Scoring your Credit - How's your FICO?
Since our world is so computer-driven, you're probably not surprised to hear that your creditworthiness comes down to a single number.
All the years you've been paying your various bills: your mortgage, car payments, and credit card bills are analyzed, sliced, spindled and mutilated into a single indicator of whether you're likely to meet your future obligations.
Experian, TransUnion, and Equifax, the three major credit reporting agencies, each have a proprietary formula for building your credit score. Fair Isaac and Cooriginally developed this score. .
While Experian still calls its score "FICO", TransUnion calls its score "Beacon" and Equifax uses "Empirica." While the formulas vary, the differences aren't huge; all of the agencies use the following factors to build a credit score:
- Your Credit History - Have you had credit for many years, or for a short time?
- Payment History - Do you have a history of late payments?
- Your Credit Card Balances - How many accounts? How much do you owe?
- Inquiries on Your Credit - How many times have you had your credit checked for a loan?
These factors are weighted a little bit differently depending on which formula the agency uses. The result is one number. FICO scores can be as low as 300 and as high as 800. Higher scores are better. Most borrowers who want to get a mortgage these days have a score above 620.

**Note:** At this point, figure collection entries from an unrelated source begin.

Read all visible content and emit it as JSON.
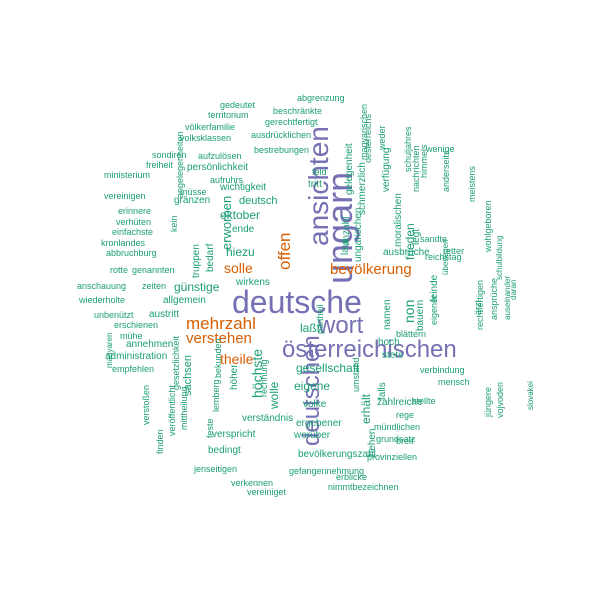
{
  "palette": {
    "big": "#7570b3",
    "medium": "#d95f02",
    "small": "#1b9e77"
  },
  "words": [
    {
      "text": "deutsche",
      "tier": "big"
    },
    {
      "text": "ungarn",
      "tier": "big"
    },
    {
      "text": "ansichten",
      "tier": "big"
    },
    {
      "text": "wort",
      "tier": "big"
    },
    {
      "text": "österreichischen",
      "tier": "big"
    },
    {
      "text": "deutschen",
      "tier": "big"
    },
    {
      "text": "mehrzahl",
      "tier": "medium"
    },
    {
      "text": "verstehen",
      "tier": "medium"
    },
    {
      "text": "bevölkerung",
      "tier": "medium"
    },
    {
      "text": "offen",
      "tier": "medium"
    },
    {
      "text": "solle",
      "tier": "medium"
    },
    {
      "text": "theile",
      "tier": "medium"
    },
    {
      "text": "abgrenzung",
      "tier": "small"
    },
    {
      "text": "gedeutet",
      "tier": "small"
    },
    {
      "text": "beschränkte",
      "tier": "small"
    },
    {
      "text": "territorium",
      "tier": "small"
    },
    {
      "text": "gerechtfertigt",
      "tier": "small"
    },
    {
      "text": "völkerfamilie",
      "tier": "small"
    },
    {
      "text": "ausdrücklichen",
      "tier": "small"
    },
    {
      "text": "volksklassen",
      "tier": "small"
    },
    {
      "text": "bestrebungen",
      "tier": "small"
    },
    {
      "text": "sondiren",
      "tier": "small"
    },
    {
      "text": "aufzulösen",
      "tier": "small"
    },
    {
      "text": "persönlichkeit",
      "tier": "small"
    },
    {
      "text": "freiheit",
      "tier": "small"
    },
    {
      "text": "ministerium",
      "tier": "small"
    },
    {
      "text": "aufruhrs",
      "tier": "small"
    },
    {
      "text": "müsse",
      "tier": "small"
    },
    {
      "text": "wichtigkeit",
      "tier": "small"
    },
    {
      "text": "vereinigen",
      "tier": "small"
    },
    {
      "text": "gränzen",
      "tier": "small"
    },
    {
      "text": "deutsch",
      "tier": "small"
    },
    {
      "text": "oktober",
      "tier": "small"
    },
    {
      "text": "erinnere",
      "tier": "small"
    },
    {
      "text": "verhüten",
      "tier": "small"
    },
    {
      "text": "einfachste",
      "tier": "small"
    },
    {
      "text": "kronlandes",
      "tier": "small"
    },
    {
      "text": "abbruchburg",
      "tier": "small"
    },
    {
      "text": "ende",
      "tier": "small"
    },
    {
      "text": "hiezu",
      "tier": "small"
    },
    {
      "text": "rotte",
      "tier": "small"
    },
    {
      "text": "genannten",
      "tier": "small"
    },
    {
      "text": "anschauung",
      "tier": "small"
    },
    {
      "text": "zeiten",
      "tier": "small"
    },
    {
      "text": "günstige",
      "tier": "small"
    },
    {
      "text": "wirkens",
      "tier": "small"
    },
    {
      "text": "wiederholte",
      "tier": "small"
    },
    {
      "text": "allgemein",
      "tier": "small"
    },
    {
      "text": "unbenützt",
      "tier": "small"
    },
    {
      "text": "austritt",
      "tier": "small"
    },
    {
      "text": "erschienen",
      "tier": "small"
    },
    {
      "text": "annehmen",
      "tier": "small"
    },
    {
      "text": "mühe",
      "tier": "small"
    },
    {
      "text": "administration",
      "tier": "small"
    },
    {
      "text": "empfehlen",
      "tier": "small"
    },
    {
      "text": "feld",
      "tier": "small"
    },
    {
      "text": "tritt",
      "tier": "small"
    },
    {
      "text": "ausbruche",
      "tier": "small"
    },
    {
      "text": "reichstag",
      "tier": "small"
    },
    {
      "text": "sandte",
      "tier": "small"
    },
    {
      "text": "retter",
      "tier": "small"
    },
    {
      "text": "wenige",
      "tier": "small"
    },
    {
      "text": "gesellschaft",
      "tier": "small"
    },
    {
      "text": "eigene",
      "tier": "small"
    },
    {
      "text": "volke",
      "tier": "small"
    },
    {
      "text": "hoch",
      "tier": "small"
    },
    {
      "text": "stets",
      "tier": "small"
    },
    {
      "text": "verbindung",
      "tier": "small"
    },
    {
      "text": "mensch",
      "tier": "small"
    },
    {
      "text": "blättern",
      "tier": "small"
    },
    {
      "text": "verständnis",
      "tier": "small"
    },
    {
      "text": "verspricht",
      "tier": "small"
    },
    {
      "text": "zahlreiche",
      "tier": "small"
    },
    {
      "text": "stellte",
      "tier": "small"
    },
    {
      "text": "rege",
      "tier": "small"
    },
    {
      "text": "mündlichen",
      "tier": "small"
    },
    {
      "text": "grundsatz",
      "tier": "small"
    },
    {
      "text": "breit",
      "tier": "small"
    },
    {
      "text": "ergebener",
      "tier": "small"
    },
    {
      "text": "worüber",
      "tier": "small"
    },
    {
      "text": "bedingt",
      "tier": "small"
    },
    {
      "text": "bevölkerungszahl",
      "tier": "small"
    },
    {
      "text": "provinziellen",
      "tier": "small"
    },
    {
      "text": "jenseitigen",
      "tier": "small"
    },
    {
      "text": "gefangennehmung",
      "tier": "small"
    },
    {
      "text": "erblicke",
      "tier": "small"
    },
    {
      "text": "verkennen",
      "tier": "small"
    },
    {
      "text": "nimmtbezeichnen",
      "tier": "small"
    },
    {
      "text": "vereiniget",
      "tier": "small"
    },
    {
      "text": "gelegenheit",
      "tier": "small"
    },
    {
      "text": "schmerzlich",
      "tier": "small"
    },
    {
      "text": "magyarischen",
      "tier": "small"
    },
    {
      "text": "weder",
      "tier": "small"
    },
    {
      "text": "verfügung",
      "tier": "small"
    },
    {
      "text": "schuljahres",
      "tier": "small"
    },
    {
      "text": "himmels",
      "tier": "small"
    },
    {
      "text": "nachrichten",
      "tier": "small"
    },
    {
      "text": "oesterreichs",
      "tier": "small"
    },
    {
      "text": "legt",
      "tier": "small"
    },
    {
      "text": "anderseits",
      "tier": "small"
    },
    {
      "text": "meistens",
      "tier": "small"
    },
    {
      "text": "wohlgeboren",
      "tier": "small"
    },
    {
      "text": "schulbildung",
      "tier": "small"
    },
    {
      "text": "daran",
      "tier": "small"
    },
    {
      "text": "moralischen",
      "tier": "small"
    },
    {
      "text": "frieden",
      "tier": "small"
    },
    {
      "text": "ungarischen",
      "tier": "small"
    },
    {
      "text": "anzahl",
      "tier": "small"
    },
    {
      "text": "laut",
      "tier": "small"
    },
    {
      "text": "non",
      "tier": "small"
    },
    {
      "text": "bauern",
      "tier": "small"
    },
    {
      "text": "eigener",
      "tier": "small"
    },
    {
      "text": "feinde",
      "tier": "small"
    },
    {
      "text": "überlegen",
      "tier": "small"
    },
    {
      "text": "ärzt",
      "tier": "small"
    },
    {
      "text": "ansprüche",
      "tier": "small"
    },
    {
      "text": "rechtfertigen",
      "tier": "small"
    },
    {
      "text": "auseinander",
      "tier": "small"
    },
    {
      "text": "namen",
      "tier": "small"
    },
    {
      "text": "erhält",
      "tier": "small"
    },
    {
      "text": "umstand",
      "tier": "small"
    },
    {
      "text": "falls",
      "tier": "small"
    },
    {
      "text": "ziehen",
      "tier": "small"
    },
    {
      "text": "jüngere",
      "tier": "small"
    },
    {
      "text": "vojvoden",
      "tier": "small"
    },
    {
      "text": "slovakei",
      "tier": "small"
    },
    {
      "text": "angelegenheiten",
      "tier": "small"
    },
    {
      "text": "kein",
      "tier": "small"
    },
    {
      "text": "truppen",
      "tier": "small"
    },
    {
      "text": "bedarf",
      "tier": "small"
    },
    {
      "text": "erworben",
      "tier": "small"
    },
    {
      "text": "magyaren",
      "tier": "small"
    },
    {
      "text": "verstoßen",
      "tier": "small"
    },
    {
      "text": "finden",
      "tier": "small"
    },
    {
      "text": "veröffentlicht",
      "tier": "small"
    },
    {
      "text": "mittheilung",
      "tier": "small"
    },
    {
      "text": "sachsen",
      "tier": "small"
    },
    {
      "text": "gesetzlichkeit",
      "tier": "small"
    },
    {
      "text": "feste",
      "tier": "small"
    },
    {
      "text": "lemberg",
      "tier": "small"
    },
    {
      "text": "bekunden",
      "tier": "small"
    },
    {
      "text": "höher",
      "tier": "small"
    },
    {
      "text": "rechnung",
      "tier": "small"
    },
    {
      "text": "höchste",
      "tier": "small"
    },
    {
      "text": "wolle",
      "tier": "small"
    },
    {
      "text": "partheil",
      "tier": "small"
    },
    {
      "text": "laßt",
      "tier": "small"
    },
    {
      "text": "h",
      "tier": "small"
    }
  ]
}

Your score greatly affects your monthly payment
FICO scores affect more than your ability to get a loan. They also affect your interest rate. Higher scores indicate you are a better credit risk, and thus may qualify for a better mortgage rate.

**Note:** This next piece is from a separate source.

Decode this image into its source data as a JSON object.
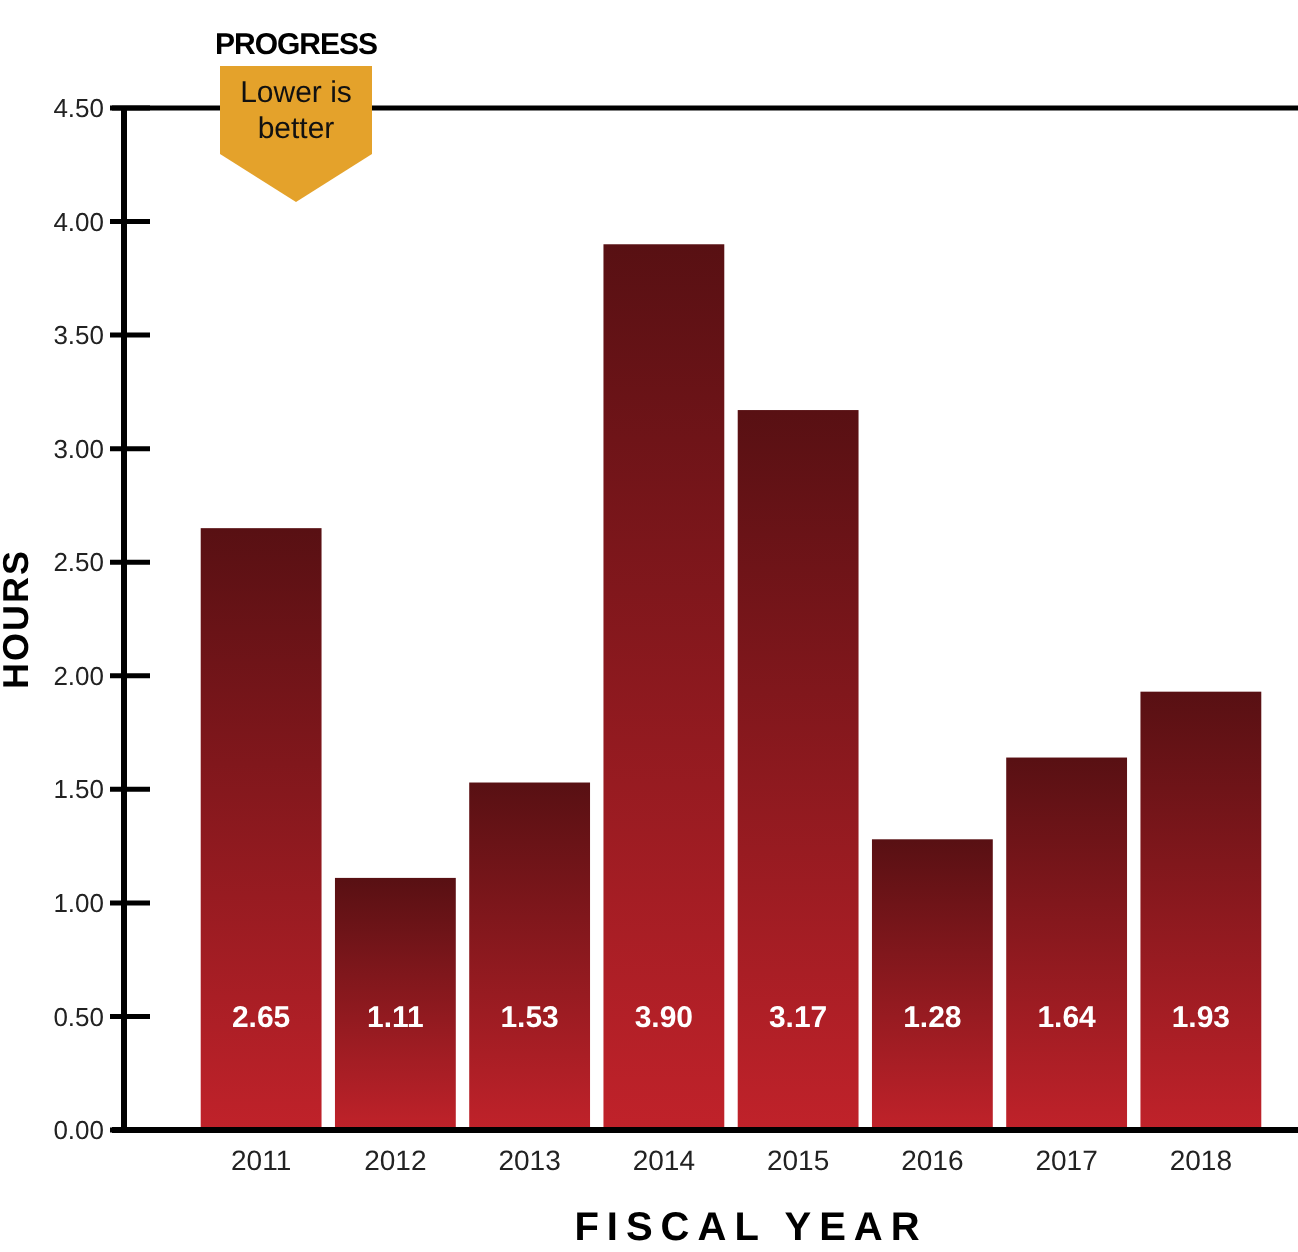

Can I improve my credit score?
Is it possible to improve your credit score? Some companies promise quick fixes, but they can't do anything different than what you can do — for free. You must remove any incorrect reporting from your credit report; this is the only way to quickly improve your credit score.

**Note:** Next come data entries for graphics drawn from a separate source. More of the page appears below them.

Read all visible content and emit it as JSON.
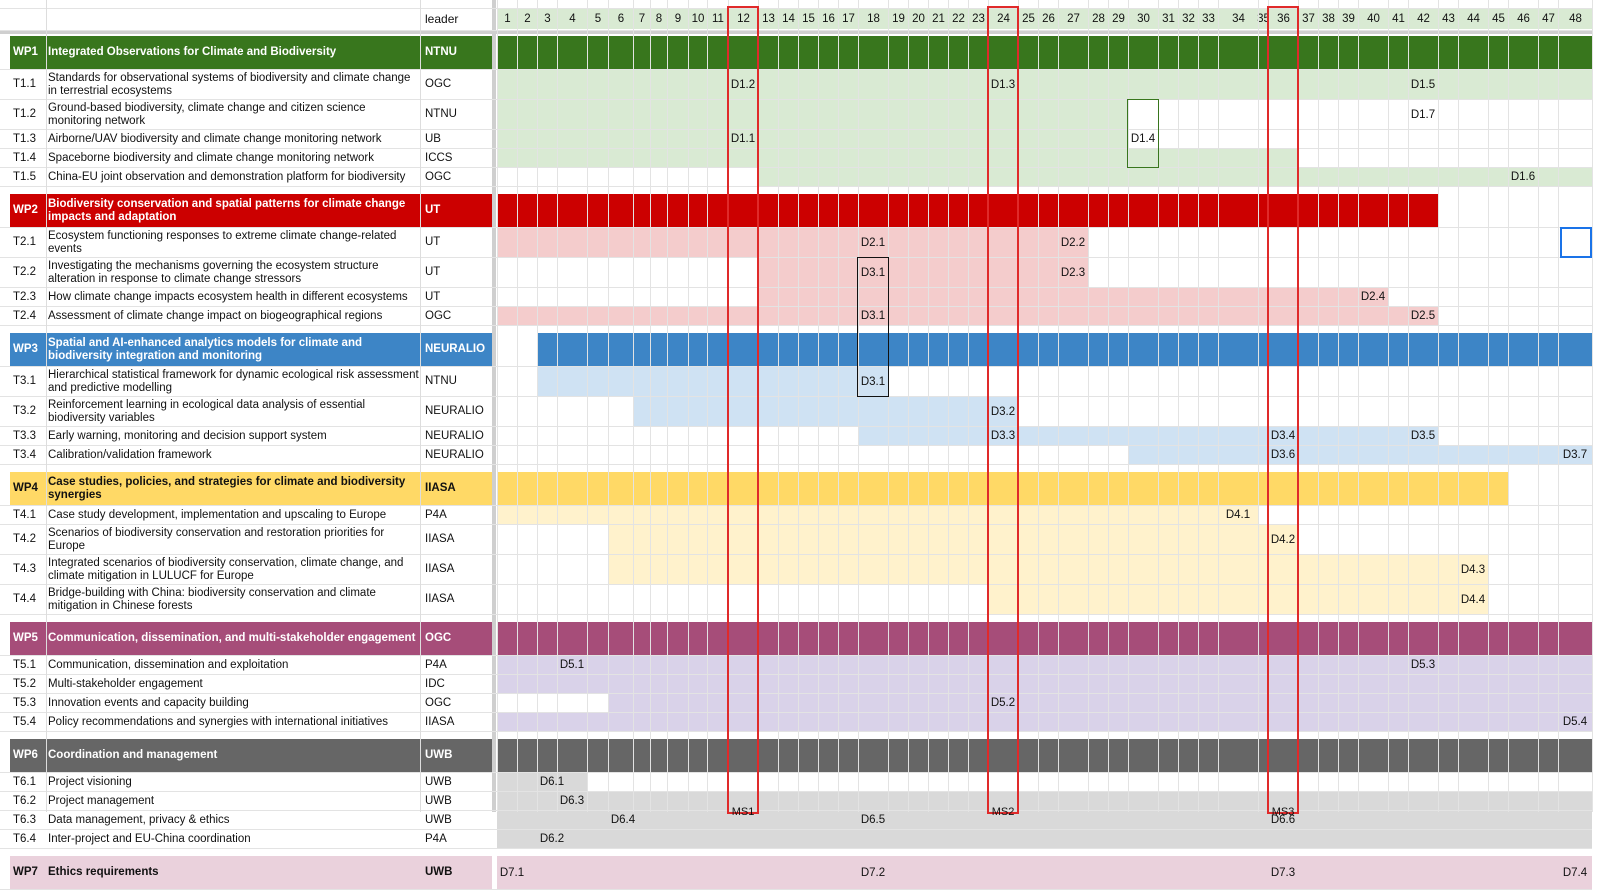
{
  "header": {
    "leader_label": "leader"
  },
  "months": [
    1,
    2,
    3,
    4,
    5,
    6,
    7,
    8,
    9,
    10,
    11,
    12,
    13,
    14,
    15,
    16,
    17,
    18,
    19,
    20,
    21,
    22,
    23,
    24,
    25,
    26,
    27,
    28,
    29,
    30,
    31,
    32,
    33,
    34,
    35,
    36,
    37,
    38,
    39,
    40,
    41,
    42,
    43,
    44,
    45,
    46,
    47,
    48
  ],
  "colors": {
    "WP1": {
      "header": "#38761d",
      "light": "#d9ead3"
    },
    "WP2": {
      "header": "#cc0000",
      "light": "#f4cccc"
    },
    "WP3": {
      "header": "#3d85c6",
      "light": "#cfe2f3"
    },
    "WP4": {
      "header": "#ffd966",
      "light": "#fff2cc"
    },
    "WP5": {
      "header": "#a64d79",
      "light": "#d9d2e9"
    },
    "WP6": {
      "header": "#666666",
      "light": "#d9d9d9"
    },
    "WP7": {
      "header": "#ead1dc",
      "light": "#ead1dc"
    }
  },
  "workpackages": [
    {
      "code": "WP1",
      "title": "Integrated Observations for Climate and Biodiversity",
      "leader": "NTNU",
      "start": 1,
      "end": 48,
      "tasks": [
        {
          "code": "T1.1",
          "title": "Standards for observational systems of biodiversity and climate change in terrestrial ecosystems",
          "leader": "OGC",
          "start": 1,
          "end": 48,
          "deliverables": [
            {
              "id": "D1.2",
              "month": 12
            },
            {
              "id": "D1.3",
              "month": 24
            },
            {
              "id": "D1.5",
              "month": 42
            }
          ]
        },
        {
          "code": "T1.2",
          "title": "Ground-based biodiversity, climate change and citizen science monitoring network",
          "leader": "NTNU",
          "start": 1,
          "end": 29,
          "deliverables": [
            {
              "id": "D1.7",
              "month": 42
            }
          ]
        },
        {
          "code": "T1.3",
          "title": "Airborne/UAV biodiversity and climate change monitoring network",
          "leader": "UB",
          "start": 1,
          "end": 29,
          "deliverables": [
            {
              "id": "D1.1",
              "month": 12
            },
            {
              "id": "D1.4",
              "month": 30
            }
          ]
        },
        {
          "code": "T1.4",
          "title": "Spaceborne biodiversity and climate change monitoring network",
          "leader": "ICCS",
          "start": 1,
          "end": 36,
          "deliverables": []
        },
        {
          "code": "T1.5",
          "title": "China-EU joint observation and demonstration platform for biodiversity",
          "leader": "OGC",
          "start": 13,
          "end": 48,
          "deliverables": [
            {
              "id": "D1.6",
              "month": 46
            }
          ]
        }
      ]
    },
    {
      "code": "WP2",
      "title": "Biodiversity conservation and spatial patterns for climate change impacts and adaptation",
      "leader": "UT",
      "start": 1,
      "end": 42,
      "tasks": [
        {
          "code": "T2.1",
          "title": "Ecosystem functioning responses to extreme climate change-related events",
          "leader": "UT",
          "start": 1,
          "end": 27,
          "deliverables": [
            {
              "id": "D2.1",
              "month": 18
            },
            {
              "id": "D2.2",
              "month": 27
            }
          ]
        },
        {
          "code": "T2.2",
          "title": "Investigating the mechanisms governing the ecosystem structure alteration in response to climate change stressors",
          "leader": "UT",
          "start": 13,
          "end": 27,
          "deliverables": [
            {
              "id": "D3.1",
              "month": 18
            },
            {
              "id": "D2.3",
              "month": 27
            }
          ]
        },
        {
          "code": "T2.3",
          "title": "How climate change impacts ecosystem health in different ecosystems",
          "leader": "UT",
          "start": 13,
          "end": 40,
          "deliverables": [
            {
              "id": "D2.4",
              "month": 40
            }
          ]
        },
        {
          "code": "T2.4",
          "title": "Assessment of climate change impact on biogeographical regions",
          "leader": "OGC",
          "start": 1,
          "end": 42,
          "deliverables": [
            {
              "id": "D3.1",
              "month": 18
            },
            {
              "id": "D2.5",
              "month": 42
            }
          ]
        }
      ]
    },
    {
      "code": "WP3",
      "title": "Spatial and AI-enhanced analytics models for climate and biodiversity integration and monitoring",
      "leader": "NEURALIO",
      "start": 3,
      "end": 48,
      "tasks": [
        {
          "code": "T3.1",
          "title": "Hierarchical statistical framework for dynamic ecological risk assessment and predictive modelling",
          "leader": "NTNU",
          "start": 3,
          "end": 18,
          "deliverables": [
            {
              "id": "D3.1",
              "month": 18
            }
          ]
        },
        {
          "code": "T3.2",
          "title": "Reinforcement learning in ecological data analysis of essential biodiversity variables",
          "leader": "NEURALIO",
          "start": 7,
          "end": 24,
          "deliverables": [
            {
              "id": "D3.2",
              "month": 24
            }
          ]
        },
        {
          "code": "T3.3",
          "title": "Early warning, monitoring and decision support system",
          "leader": "NEURALIO",
          "start": 18,
          "end": 42,
          "deliverables": [
            {
              "id": "D3.3",
              "month": 24
            },
            {
              "id": "D3.4",
              "month": 36
            },
            {
              "id": "D3.5",
              "month": 42
            }
          ]
        },
        {
          "code": "T3.4",
          "title": "Calibration/validation framework",
          "leader": "NEURALIO",
          "start": 30,
          "end": 48,
          "deliverables": [
            {
              "id": "D3.6",
              "month": 36
            },
            {
              "id": "D3.7",
              "month": 48
            }
          ]
        }
      ]
    },
    {
      "code": "WP4",
      "title": "Case studies, policies, and strategies for climate and biodiversity synergies",
      "leader": "IIASA",
      "start": 1,
      "end": 45,
      "tasks": [
        {
          "code": "T4.1",
          "title": "Case study development, implementation and upscaling to Europe",
          "leader": "P4A",
          "start": 1,
          "end": 34,
          "deliverables": [
            {
              "id": "D4.1",
              "month": 34
            }
          ]
        },
        {
          "code": "T4.2",
          "title": "Scenarios of biodiversity conservation and restoration priorities for Europe",
          "leader": "IIASA",
          "start": 6,
          "end": 36,
          "deliverables": [
            {
              "id": "D4.2",
              "month": 36
            }
          ]
        },
        {
          "code": "T4.3",
          "title": "Integrated scenarios of biodiversity conservation, climate change, and climate mitigation in LULUCF for Europe",
          "leader": "IIASA",
          "start": 6,
          "end": 44,
          "deliverables": [
            {
              "id": "D4.3",
              "month": 44
            }
          ]
        },
        {
          "code": "T4.4",
          "title": "Bridge-building with China: biodiversity conservation and climate mitigation in Chinese forests",
          "leader": "IIASA",
          "start": 24,
          "end": 44,
          "deliverables": [
            {
              "id": "D4.4",
              "month": 44
            }
          ]
        }
      ]
    },
    {
      "code": "WP5",
      "title": "Communication, dissemination, and multi-stakeholder engagement",
      "leader": "OGC",
      "start": 1,
      "end": 48,
      "tasks": [
        {
          "code": "T5.1",
          "title": "Communication, dissemination and exploitation",
          "leader": "P4A",
          "start": 1,
          "end": 48,
          "deliverables": [
            {
              "id": "D5.1",
              "month": 4
            },
            {
              "id": "D5.3",
              "month": 42
            }
          ]
        },
        {
          "code": "T5.2",
          "title": "Multi-stakeholder engagement",
          "leader": "IDC",
          "start": 1,
          "end": 48,
          "deliverables": []
        },
        {
          "code": "T5.3",
          "title": "Innovation events and capacity building",
          "leader": "OGC",
          "start": 6,
          "end": 48,
          "deliverables": [
            {
              "id": "D5.2",
              "month": 24
            }
          ]
        },
        {
          "code": "T5.4",
          "title": "Policy recommendations and synergies with international initiatives",
          "leader": "IIASA",
          "start": 1,
          "end": 48,
          "deliverables": [
            {
              "id": "D5.4",
              "month": 48
            }
          ]
        }
      ]
    },
    {
      "code": "WP6",
      "title": "Coordination and management",
      "leader": "UWB",
      "start": 1,
      "end": 48,
      "tasks": [
        {
          "code": "T6.1",
          "title": "Project visioning",
          "leader": "UWB",
          "start": 1,
          "end": 4,
          "deliverables": [
            {
              "id": "D6.1",
              "month": 3
            }
          ]
        },
        {
          "code": "T6.2",
          "title": "Project management",
          "leader": "UWB",
          "start": 1,
          "end": 48,
          "deliverables": [
            {
              "id": "D6.3",
              "month": 4
            }
          ]
        },
        {
          "code": "T6.3",
          "title": "Data management, privacy & ethics",
          "leader": "UWB",
          "start": 1,
          "end": 48,
          "deliverables": [
            {
              "id": "D6.4",
              "month": 6
            },
            {
              "id": "D6.5",
              "month": 18
            },
            {
              "id": "D6.6",
              "month": 36
            }
          ]
        },
        {
          "code": "T6.4",
          "title": "Inter-project and EU-China coordination",
          "leader": "P4A",
          "start": 1,
          "end": 48,
          "deliverables": [
            {
              "id": "D6.2",
              "month": 3
            }
          ]
        }
      ]
    },
    {
      "code": "WP7",
      "title": "Ethics requirements",
      "leader": "UWB",
      "start": 1,
      "end": 48,
      "deliverables": [
        {
          "id": "D7.1",
          "month": 1
        },
        {
          "id": "D7.2",
          "month": 18
        },
        {
          "id": "D7.3",
          "month": 36
        },
        {
          "id": "D7.4",
          "month": 48
        }
      ],
      "tasks": []
    }
  ],
  "milestones": [
    {
      "id": "MS1",
      "month": 12
    },
    {
      "id": "MS2",
      "month": 24
    },
    {
      "id": "MS3",
      "month": 36
    }
  ]
}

How do I find out my FICO score?
Before you can improve your score, you must get your score and make certain that the reports from each reporting agency are correct. Fair Isaac, the corporation that invented the first FICO score, offers FICO scores on its website: myFICO.com. It's inexpensive to get your FICO from all three reporting agencies, along with your credit report. Also available are information and online tools that can help you understand how to improve your credit score.
You can get a federally-mandated free credit report once a year from the three major agencies at AnnualCreditReport.com. While this report does not include a free credit score, the cost to "upgrade" your report to include a credit score is very reasonable.
Now that you have all the facts, you'll be a more informed consumer and you'll be better positioned to get the right mortgage for you.